System.out.println(num);

count++;

}

status = 1;

num++;

}

}

somebody please explain this loop am really not getting the answer, how does it works, am trying it for two days really unable to get the answer please somebody help me..........

how this loop code working even i tried by working the loop in paper but not getting the answer

Re: Prime Number Program in Java, simple program giving headache to me

The outer loop simply iterates until the number of required primes has been met. The inner loop simply divides the test case by numbers from 2 to the square root of the test case. If all remainders are non-zero, then the test case is a prime and the count is updated.

Regards,

Jim

Re: Prime Number Program in Java, simple program giving headache to me

Quote:

Originally Posted by

**jim829** The outer loop simply iterates until the number of required primes has been met. The inner loop simply divides the test case by numbers from 2 to the square root of the test case. If all remainders are non-zero, then the test case is a prime and the count is updated.

Regards,

Jim

hi friend,

Thanks for your response

sorry to say its not clear yet (the inner loop)

Code:

`for ( int j = 2 ; j <= Math.sqrt(num) ; j++ )`

{

if ( num%j == 0 )

{

status = 0;

break;

}

how its working friend, it showing two types of behaviour.
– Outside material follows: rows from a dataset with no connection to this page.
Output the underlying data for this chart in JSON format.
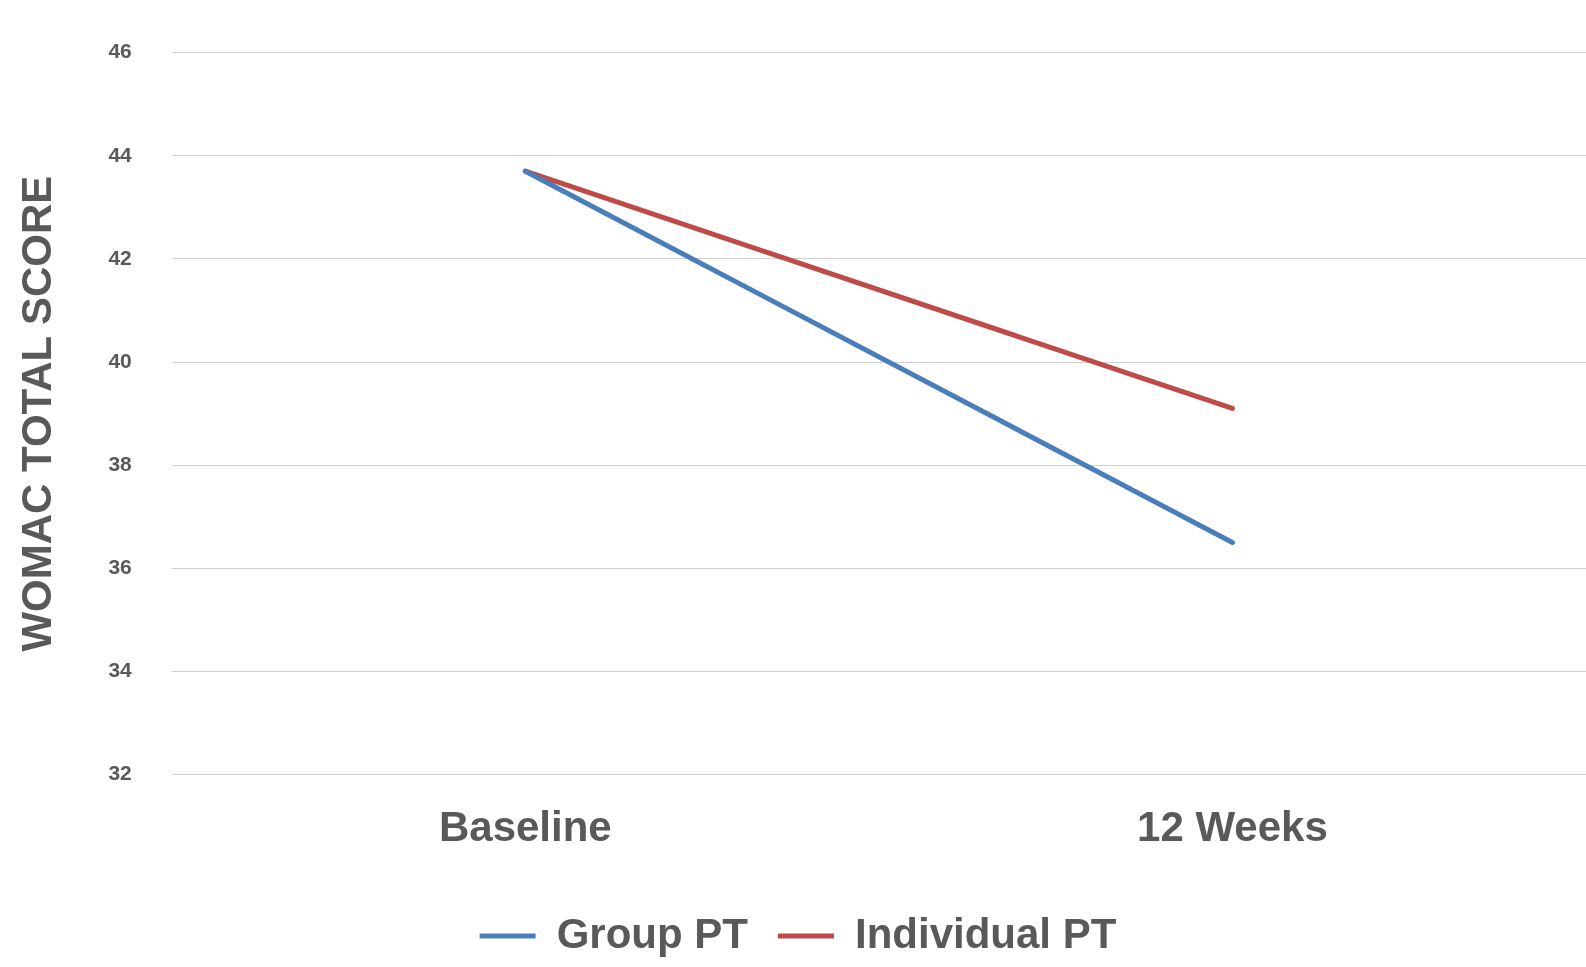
{
  "chart_data": {
    "type": "line",
    "ylabel": "WOMAC TOTAL SCORE",
    "categories": [
      "Baseline",
      "12 Weeks"
    ],
    "series": [
      {
        "name": "Group PT",
        "color": "#4a7ebb",
        "values": [
          43.7,
          36.5
        ]
      },
      {
        "name": "Individual PT",
        "color": "#be4b48",
        "values": [
          43.7,
          39.1
        ]
      }
    ],
    "ylim": [
      32,
      46
    ],
    "yticks": [
      32,
      34,
      36,
      38,
      40,
      42,
      44,
      46
    ],
    "grid": "y",
    "legend": "bottom",
    "marker": "none",
    "line_style": "solid"
  }
}
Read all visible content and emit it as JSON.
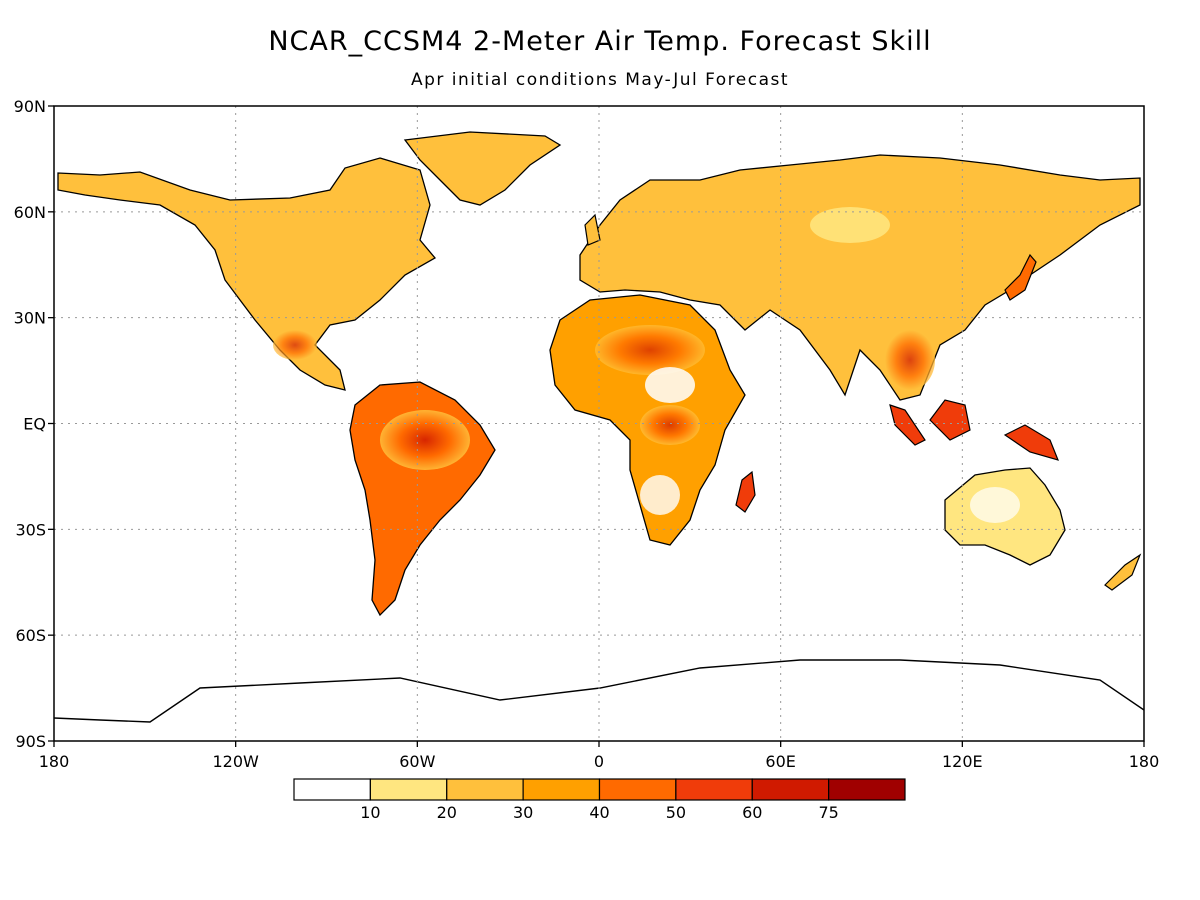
{
  "title": "NCAR_CCSM4 2-Meter Air Temp. Forecast Skill",
  "subtitle": "Apr initial conditions   May-Jul Forecast",
  "map": {
    "lat_labels": [
      "90N",
      "60N",
      "30N",
      "EQ",
      "30S",
      "60S",
      "90S"
    ],
    "lon_labels": [
      "180",
      "120W",
      "60W",
      "0",
      "60E",
      "120E",
      "180"
    ],
    "grid": true
  },
  "colorbar": {
    "labels": [
      "10",
      "20",
      "30",
      "40",
      "50",
      "60",
      "75"
    ],
    "colors": [
      "#ffffff",
      "#ffe680",
      "#ffc03c",
      "#ffa000",
      "#ff6a00",
      "#f03c0a",
      "#d01a00",
      "#a00000"
    ]
  }
}
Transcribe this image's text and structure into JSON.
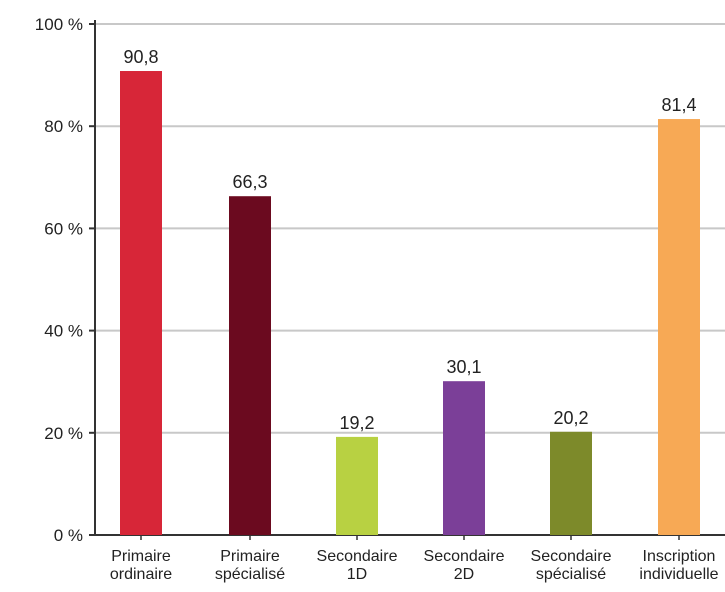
{
  "chart_data": {
    "type": "bar",
    "categories": [
      [
        "Primaire",
        "ordinaire"
      ],
      [
        "Primaire",
        "spécialisé"
      ],
      [
        "Secondaire",
        "1D"
      ],
      [
        "Secondaire",
        "2D"
      ],
      [
        "Secondaire",
        "spécialisé"
      ],
      [
        "Inscription",
        "individuelle"
      ]
    ],
    "values": [
      90.8,
      66.3,
      19.2,
      30.1,
      20.2,
      81.4
    ],
    "value_labels": [
      "90,8",
      "66,3",
      "19,2",
      "30,1",
      "20,2",
      "81,4"
    ],
    "colors": [
      "#d72638",
      "#6b0a1f",
      "#b8d142",
      "#7b3f98",
      "#7d8a2a",
      "#f7a955"
    ],
    "ylim": [
      0,
      100
    ],
    "yticks": [
      0,
      20,
      40,
      60,
      80,
      100
    ],
    "ytick_labels": [
      "0 %",
      "20 %",
      "40 %",
      "60 %",
      "80 %",
      "100 %"
    ],
    "grid": true,
    "title": "",
    "xlabel": "",
    "ylabel": ""
  }
}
if you have time please explain me friend

Re: Prime Number Program in Java, simple program giving headache to me

The % operator gives a remainder. So if num % j == 0 then j divides into num evenly so there is no remainder and thus num is not a prime. Once a zero remainder is detected, status is set to 0 and the loop breaks out. If, however, for the entire loop the status is never set to a 0, then the number must be a prime since no other numbers (j) divided it.

Regards,

Jim

Re: Prime Number Program in Java, simple program giving headache to me

... and please replace that loop condition by 'j*j <= num', it's cheaper ...

kind regards,

Jos

Re: Prime Number Program in Java, simple program giving headache to me

It seems that j*j is computed for each iteration of the inner loop so as num gets larger, the computation time of j*j might exceed the call of the sqrt function. Especially if the Math.sqrt(num) is hoisted out of the loop (either manually or by the compiler).

Regards,

Jim

Re: Prime Number Program in Java, simple program giving headache to me

Quote:

Originally Posted by

**jim829** It seems that j*j is computed for each iteration of the inner loop so as num gets larger, the computation time of j*j might exceed the call of the sqrt function. Especially if the Math.sqrt(num) is hoisted out of the loop (either manually or by the compiler).

In the code above, Math.sqrt(num) is computed as many times as j*j would be computed; of course there are many more optimizations possbile here; b.t.w. a single multiplication can never be more expensive than a square root computation, especially when j*j <= n.

kind regards,

Jos